CMA’s Ruling: Boost or a Barrier for AI Quasi-Mergers
Microsoft invested $650 million in Inflection AI, gaining access to its models through its Azure cloud computing platform, and acquiring key talent, including the firm’s co-founders. On July 16, 2024, the CMA investigation into this partnership was launched, following concerns about Microsoft’s non-exclusive licensing agreement and hiring of Inflection AI co-founders. Neither event implied common control or any change in their distinct corporate structures. Inflection AI’s shift to B2B licensing, aligned with market dynamics, and its buyback of equity reflected strategic realignment rather than anti-competitive conduct. Microsoft’s licensing agreement fostered competition by allowing Inflection AI’s model to be available on multiple platforms. Microsoft’s hiring was a normal occurrence in a competitive labour market and contributed to innovation and benefiting consumers with varied products and services. Therefore, the transaction did not warrant competition regulators’ attention in the first place.

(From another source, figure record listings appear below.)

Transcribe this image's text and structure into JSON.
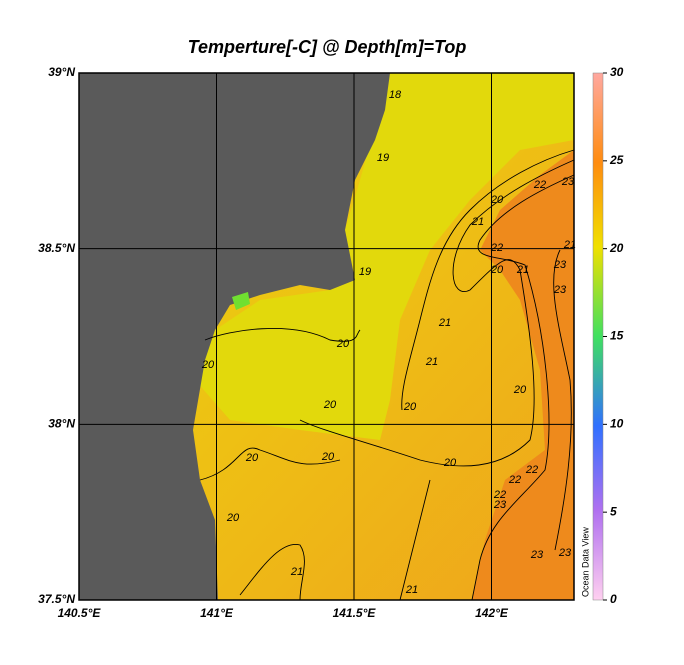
{
  "title": "Temperture[-C] @ Depth[m]=Top",
  "x_axis": {
    "lim": [
      140.5,
      142.3
    ],
    "ticks": [
      {
        "value": 140.5,
        "label": "140.5°E"
      },
      {
        "value": 141,
        "label": "141°E"
      },
      {
        "value": 141.5,
        "label": "141.5°E"
      },
      {
        "value": 142,
        "label": "142°E"
      }
    ]
  },
  "y_axis": {
    "lim": [
      37.5,
      39
    ],
    "ticks": [
      {
        "value": 37.5,
        "label": "37.5°N"
      },
      {
        "value": 38,
        "label": "38°N"
      },
      {
        "value": 38.5,
        "label": "38.5°N"
      },
      {
        "value": 39,
        "label": "39°N"
      }
    ]
  },
  "colorbar": {
    "lim": [
      0,
      30
    ],
    "ticks": [
      0,
      5,
      10,
      15,
      20,
      25,
      30
    ]
  },
  "watermark": "Ocean Data View",
  "contour_labels": [
    18,
    19,
    19,
    20,
    21,
    22,
    23,
    21,
    22,
    20,
    21,
    23,
    23,
    21,
    21,
    20,
    20,
    20,
    20,
    20,
    20,
    20,
    20,
    22,
    22,
    22,
    23,
    20,
    21,
    21,
    23,
    23
  ]
}
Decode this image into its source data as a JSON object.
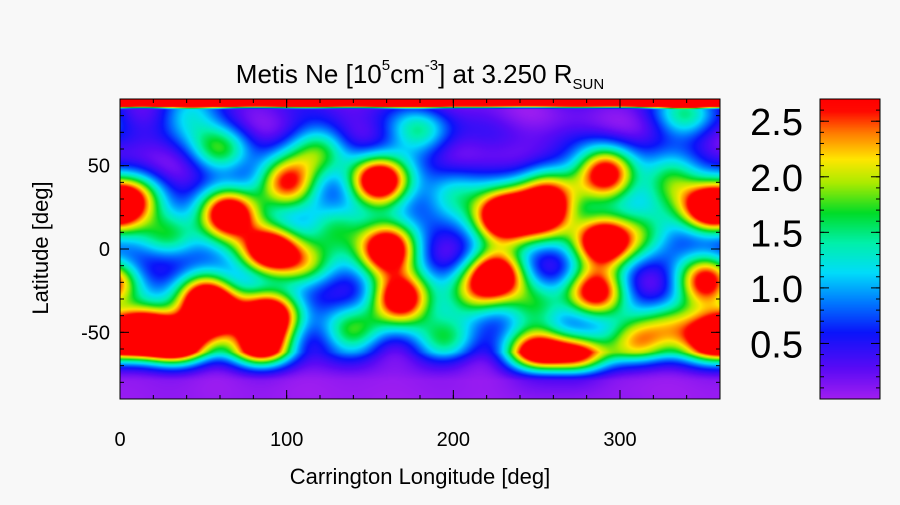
{
  "chart_data": {
    "type": "heatmap",
    "title": {
      "prefix": "Metis Ne [10",
      "exp1": "5",
      "mid": "cm",
      "exp2": "-3",
      "suffix": "]  at 3.250 R",
      "sub": "SUN"
    },
    "xlabel": "Carrington Longitude [deg]",
    "ylabel": "Latitude [deg]",
    "xlim": [
      0,
      360
    ],
    "ylim": [
      -90,
      90
    ],
    "x_ticks": [
      0,
      100,
      200,
      300
    ],
    "y_ticks": [
      -50,
      0,
      50
    ],
    "x_tick_labels": [
      "0",
      "100",
      "200",
      "300"
    ],
    "y_tick_labels": [
      "-50",
      "0",
      "50"
    ],
    "colorbar": {
      "range": [
        0,
        2.7
      ],
      "ticks": [
        0.5,
        1.0,
        1.5,
        2.0,
        2.5
      ],
      "tick_labels": [
        "0.5",
        "1.0",
        "1.5",
        "2.0",
        "2.5"
      ],
      "colormap": "rainbow (purple-blue-cyan-green-yellow-red)"
    },
    "value_unit": "10^5 cm^-3",
    "background_level": 0.2,
    "features": [
      {
        "lon": 55,
        "lat": -40,
        "value": 3.0
      },
      {
        "lon": 15,
        "lat": -50,
        "value": 3.0
      },
      {
        "lon": 35,
        "lat": -58,
        "value": 2.8
      },
      {
        "lon": 90,
        "lat": -40,
        "value": 3.0
      },
      {
        "lon": 90,
        "lat": 0,
        "value": 3.0
      },
      {
        "lon": 85,
        "lat": -60,
        "value": 2.6
      },
      {
        "lon": 65,
        "lat": 20,
        "value": 3.0
      },
      {
        "lon": 155,
        "lat": 40,
        "value": 3.2
      },
      {
        "lon": 160,
        "lat": 0,
        "value": 3.2
      },
      {
        "lon": 168,
        "lat": -30,
        "value": 3.0
      },
      {
        "lon": 100,
        "lat": 40,
        "value": 2.5
      },
      {
        "lon": 230,
        "lat": 20,
        "value": 3.2
      },
      {
        "lon": 225,
        "lat": -15,
        "value": 3.0
      },
      {
        "lon": 255,
        "lat": 20,
        "value": 2.7
      },
      {
        "lon": 257,
        "lat": 37,
        "value": 1.5
      },
      {
        "lon": 290,
        "lat": 5,
        "value": 3.0
      },
      {
        "lon": 285,
        "lat": -25,
        "value": 2.6
      },
      {
        "lon": 292,
        "lat": 45,
        "value": 2.8
      },
      {
        "lon": 250,
        "lat": -65,
        "value": 3.0
      },
      {
        "lon": 275,
        "lat": -68,
        "value": 2.8
      },
      {
        "lon": 355,
        "lat": 25,
        "value": 3.0
      },
      {
        "lon": 352,
        "lat": -20,
        "value": 2.6
      },
      {
        "lon": 355,
        "lat": -55,
        "value": 2.6
      },
      {
        "lon": 310,
        "lat": -55,
        "value": 1.8
      },
      {
        "lon": 330,
        "lat": -48,
        "value": 1.4
      },
      {
        "lon": 50,
        "lat": -25,
        "value": 1.8
      },
      {
        "lon": 30,
        "lat": 10,
        "value": 1.3
      },
      {
        "lon": 10,
        "lat": 30,
        "value": 1.3
      },
      {
        "lon": 120,
        "lat": 60,
        "value": 1.3
      },
      {
        "lon": 180,
        "lat": 70,
        "value": 1.2
      },
      {
        "lon": 140,
        "lat": -50,
        "value": 1.4
      },
      {
        "lon": 195,
        "lat": -55,
        "value": 1.2
      },
      {
        "lon": 330,
        "lat": 40,
        "value": 1.4
      },
      {
        "lon": 315,
        "lat": 10,
        "value": 1.3
      },
      {
        "lon": 200,
        "lat": 30,
        "value": 1.2
      },
      {
        "lon": 60,
        "lat": 60,
        "value": 1.3
      },
      {
        "lon": 110,
        "lat": -10,
        "value": 1.3
      },
      {
        "lon": 130,
        "lat": 10,
        "value": 1.2
      },
      {
        "lon": 250,
        "lat": -35,
        "value": 1.2
      },
      {
        "lon": 210,
        "lat": -30,
        "value": 1.3
      },
      {
        "lon": 340,
        "lat": 80,
        "value": 1.2
      },
      {
        "lon": 40,
        "lat": 80,
        "value": 1.0
      }
    ],
    "polar_caps": {
      "north": {
        "lat": 88,
        "value": 3.0
      },
      "south": {
        "lat": -80,
        "value": 0.0
      }
    }
  }
}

The CMA’s investigation into Microsoft-Inflection AI ended favourably on September 4, 2024. Regardless of overlapping activities between the two firms, the CMA concluded no competition risks. The investigation focused on two products: foundational models (FMs) and consumer chatbots. The CMA noted that Inflection AI does not pose any competitive threat to its competitors in chatbots and its planned AI studio business for enterprise customers is still in its early stages of development. It observed that Inflection FM lacked distinctive features and faced fierce rivalry.
The CMA stressed the significance of ongoing developments in FM models. They recognised that expertise is crucial for the development in the field of chatbots and FMs. However, it cautioned that the mere aquiring of a team with relevant know-how, without any further assets, could fall within the scope of the investigation. This highlights potential partnerships that may face scrutiny.

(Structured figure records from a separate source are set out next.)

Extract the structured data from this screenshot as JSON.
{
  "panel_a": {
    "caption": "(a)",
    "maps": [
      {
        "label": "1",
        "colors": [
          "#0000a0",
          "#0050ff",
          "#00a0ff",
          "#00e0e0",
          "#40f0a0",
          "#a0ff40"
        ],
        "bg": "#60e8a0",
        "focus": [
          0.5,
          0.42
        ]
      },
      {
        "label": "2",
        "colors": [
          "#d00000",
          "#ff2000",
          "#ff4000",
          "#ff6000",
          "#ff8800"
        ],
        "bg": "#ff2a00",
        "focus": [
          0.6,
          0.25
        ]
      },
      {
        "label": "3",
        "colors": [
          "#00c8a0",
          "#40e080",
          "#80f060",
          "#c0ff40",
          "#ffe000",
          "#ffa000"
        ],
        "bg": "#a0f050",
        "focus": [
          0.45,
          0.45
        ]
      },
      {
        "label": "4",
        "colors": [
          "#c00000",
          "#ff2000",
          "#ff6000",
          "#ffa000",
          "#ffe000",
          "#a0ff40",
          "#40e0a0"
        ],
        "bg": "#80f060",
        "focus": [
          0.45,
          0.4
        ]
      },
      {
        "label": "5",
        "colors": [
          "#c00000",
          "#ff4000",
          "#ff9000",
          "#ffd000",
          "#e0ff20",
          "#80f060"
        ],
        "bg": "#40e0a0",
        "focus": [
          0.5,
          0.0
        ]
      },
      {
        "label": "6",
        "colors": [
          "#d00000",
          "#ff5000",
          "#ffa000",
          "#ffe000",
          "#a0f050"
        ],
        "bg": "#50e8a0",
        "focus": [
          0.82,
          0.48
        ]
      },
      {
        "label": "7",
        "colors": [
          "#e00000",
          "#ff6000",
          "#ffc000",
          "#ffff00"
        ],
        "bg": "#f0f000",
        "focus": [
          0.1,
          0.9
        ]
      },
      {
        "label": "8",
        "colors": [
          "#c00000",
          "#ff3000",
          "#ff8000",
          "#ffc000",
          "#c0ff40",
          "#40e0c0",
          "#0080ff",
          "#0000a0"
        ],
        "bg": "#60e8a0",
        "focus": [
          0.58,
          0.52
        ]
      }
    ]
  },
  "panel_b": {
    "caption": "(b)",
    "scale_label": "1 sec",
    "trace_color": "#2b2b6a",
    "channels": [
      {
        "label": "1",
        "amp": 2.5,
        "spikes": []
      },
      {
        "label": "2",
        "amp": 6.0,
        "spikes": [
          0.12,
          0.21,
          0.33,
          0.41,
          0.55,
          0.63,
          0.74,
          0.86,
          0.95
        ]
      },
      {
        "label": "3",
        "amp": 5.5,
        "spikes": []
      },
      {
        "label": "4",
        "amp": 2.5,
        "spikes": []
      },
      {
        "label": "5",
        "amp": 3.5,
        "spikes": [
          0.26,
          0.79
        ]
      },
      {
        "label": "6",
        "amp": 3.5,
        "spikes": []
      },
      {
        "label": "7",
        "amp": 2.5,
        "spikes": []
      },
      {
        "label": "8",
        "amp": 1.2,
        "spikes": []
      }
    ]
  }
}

The partnership is currently under the FTC scrutiny. Nevertheless, the CMA’ greenlight is a positive sign for not only Microsoft and Inflection AI but also for other tech firms seeking to maximise AI efficiency and returns. Overregulation could hinder competition among firms, reducing innovation and harming consumers. A careful assessment of economic factors and the impact of such partnerships on competition, consumers, innovation and the market is necessary.
Concluding Remarks
The CMA ruling provides a major boost for tech companies concerned about regulatory interventions hindering their pursuit of AI efficiency. In the face of the AI race, investors are likely to invest more fearlessly, benefiting both themselves and investees. Increased product innovation leads to rapid growth in sales, market valuation and employment. Smaller firms may be motivated to innovate more due to the potential for investment from tech giants.
The ruling sparks a debate on whether the competition regulators should aggressively investigate hypothetical competition risks. While market contestability and underlying factors must be considered, it is important to avoid mere reliance on traditional measures in the dynamic digital world. Each factor relating to competition and innovation must be independently addressed to effectively balance pro-competitive and anti-competitive effects.